28.6.10

Un par de oasis argentinos

Con la sequía de buenos productos cinematográficos por la que estamos pasando, es todo un placer descubrir dos pequeñas joyas del cine argentino subsistiendo en la nada placentera cartelera de los últimos meses.

La primera de ellas es Mentiras Piadosas, una estimulante comedia negra que data ya del 2008, tremendamente ácida y con un acentuado tono melodramático. La historia, dirigida por Diego Sabanés, está inspirada libremente en un cuento corto de Julio Cortázar. De hecho, la base de la historia -en la cual los miembros de una familia inventan una sarta de mentiras para esconderle a una madre la suerte de un hijo que partió a Francia en busca de fortuna-, es lo que más se acerca al original literario pues, el tal Sabanés, con ese punto de partida, logra una brillante radiografía de la familia como grupo y de las falsas apariencias que se ven inmersas en tal microcosmos.

Mentiras Piadosas desgrana, a dosis iguales, mala leche y sentido del humor. La mentira, a golpe de ensancharla, acaba formando parte de la existencia real de los integrantes de la familia. Tan grande se ha hecho la bola que no podrán vivir sin ella, girando todo su devenir diario alrededor de la misma. Se autoalimentan de ella y, al mismo tiempo, se olvidan de otros quehaceres diarios, como el de mantener apropiadamente el negocio familiar. Lo único que importa es tener a la madre engañada.

Su tono costumbrista inicial es sólo un esbozo, un modo como otro de entrar en materia. Pronto se aleja de él, suelta las riendas y se aproxima al mayor de los absurdos, alzándose como un inteligente canto a la sin razón y al surrealismo y en el que sobresale (aparte de sus buenas interpretaciones) la sobriedad de una realización que apuesta por la claustrofobia escénica. Los interiores y la oscuridad son dos de sus grandes constantes; unas constantes que ayudan a reflejar el encorsetamiento de ciertas (malas) costumbres familiares y el miedo a descubrir demasiado del exterior. Las sombras y los fantasmas serán los únicos vecinos de una familia entregada devotamente a una ficción.

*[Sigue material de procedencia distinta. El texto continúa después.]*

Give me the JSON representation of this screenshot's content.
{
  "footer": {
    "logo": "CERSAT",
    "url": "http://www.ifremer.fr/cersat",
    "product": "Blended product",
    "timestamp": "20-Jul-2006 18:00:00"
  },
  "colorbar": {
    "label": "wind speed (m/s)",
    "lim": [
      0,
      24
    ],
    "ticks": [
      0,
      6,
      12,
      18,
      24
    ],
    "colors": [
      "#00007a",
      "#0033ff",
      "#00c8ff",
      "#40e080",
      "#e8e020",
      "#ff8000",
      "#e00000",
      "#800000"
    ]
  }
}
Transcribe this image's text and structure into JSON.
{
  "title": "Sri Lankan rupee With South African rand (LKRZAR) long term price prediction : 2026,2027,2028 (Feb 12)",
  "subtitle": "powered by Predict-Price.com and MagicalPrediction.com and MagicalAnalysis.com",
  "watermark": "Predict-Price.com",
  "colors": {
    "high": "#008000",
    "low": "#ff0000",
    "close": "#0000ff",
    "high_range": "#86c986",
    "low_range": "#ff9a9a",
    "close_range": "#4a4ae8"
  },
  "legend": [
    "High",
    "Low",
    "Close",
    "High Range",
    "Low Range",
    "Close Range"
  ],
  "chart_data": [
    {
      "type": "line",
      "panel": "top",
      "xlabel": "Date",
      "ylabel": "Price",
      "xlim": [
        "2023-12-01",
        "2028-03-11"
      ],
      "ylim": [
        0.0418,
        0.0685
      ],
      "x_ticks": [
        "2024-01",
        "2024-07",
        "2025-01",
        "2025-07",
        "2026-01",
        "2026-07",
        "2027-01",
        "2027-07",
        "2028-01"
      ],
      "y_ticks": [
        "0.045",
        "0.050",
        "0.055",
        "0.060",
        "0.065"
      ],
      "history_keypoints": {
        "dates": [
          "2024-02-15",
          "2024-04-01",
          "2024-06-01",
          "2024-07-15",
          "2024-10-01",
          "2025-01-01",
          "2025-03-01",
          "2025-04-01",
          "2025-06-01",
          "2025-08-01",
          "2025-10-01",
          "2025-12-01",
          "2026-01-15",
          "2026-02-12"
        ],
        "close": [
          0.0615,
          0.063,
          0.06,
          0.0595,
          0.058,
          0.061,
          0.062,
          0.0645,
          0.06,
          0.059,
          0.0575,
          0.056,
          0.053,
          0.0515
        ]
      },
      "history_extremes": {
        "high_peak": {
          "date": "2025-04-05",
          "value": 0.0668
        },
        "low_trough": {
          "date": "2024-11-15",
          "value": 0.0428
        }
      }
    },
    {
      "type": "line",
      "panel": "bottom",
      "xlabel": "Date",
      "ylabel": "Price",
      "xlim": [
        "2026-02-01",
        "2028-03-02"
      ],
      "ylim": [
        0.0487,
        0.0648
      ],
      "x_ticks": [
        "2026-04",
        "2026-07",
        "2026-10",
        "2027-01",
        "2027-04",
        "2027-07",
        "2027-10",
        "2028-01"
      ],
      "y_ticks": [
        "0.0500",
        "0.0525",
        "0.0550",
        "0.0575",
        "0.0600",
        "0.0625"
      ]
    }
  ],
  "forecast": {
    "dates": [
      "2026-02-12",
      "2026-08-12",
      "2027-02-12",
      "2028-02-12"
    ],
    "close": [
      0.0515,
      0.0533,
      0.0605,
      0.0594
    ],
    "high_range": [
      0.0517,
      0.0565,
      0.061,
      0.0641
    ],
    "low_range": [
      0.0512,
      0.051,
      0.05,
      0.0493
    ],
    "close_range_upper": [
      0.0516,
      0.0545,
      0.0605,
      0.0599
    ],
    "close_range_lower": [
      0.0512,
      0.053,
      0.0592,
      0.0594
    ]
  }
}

Dos Hermanos es el otro título argentino destacado. La familia, de nuevo, convertida en centro de atención de esa cinematografía. Dirigido por el prestigioso Daniel Burman tras la excelente El Nido Vacío, muestra la extraña (y tensa) relación que mantienen Marcos y Susana, dos hermanos setentones que acaban de enterrar a su anciana madre. Los trapicheos inmobiliarios de ella y el conformismo de él marcarán su existencia.

Susana es una arpía de mucho cuidado; una mujer hipócrita, manipuladora y falsa hasta la médula. Por su parte, Marcos destila buenos sentimientos a través de todos sus poros y se muestra capaz de soportar, con suprema paciencia, los desmanes de una hermana totalitaria. De todos modos, la vejez la pasarán separados, a temporadas, debido a la distancia. Mientras ella reside en su piso de Buenos Aires, él se acomoda en una vieja casona que Susana compró, por cuatro chavos, en un pueblecito del Uruguay, justo al otro lado del río.

Una obra emotiva, sencilla y sincera. La clara demostración de que, en cine, no es necesario gastarse una fortuna para narrar una buena historia. Labrada a golpe de sentimientos, Dos hermanos resulta una película magnética: atrapa en su costumbrismo (genial el modo de acercarse a los habitantes del pueblo uruguayo); sorprende por su (agrio) sentido del humor y convence, ante todo, por las magistrales interpretaciones de sus dos actores principales, Graciela Borges (toda una diva del cine argentino) y Antonio Gasalla, un humorista del país no muy conocido por nuestros lares.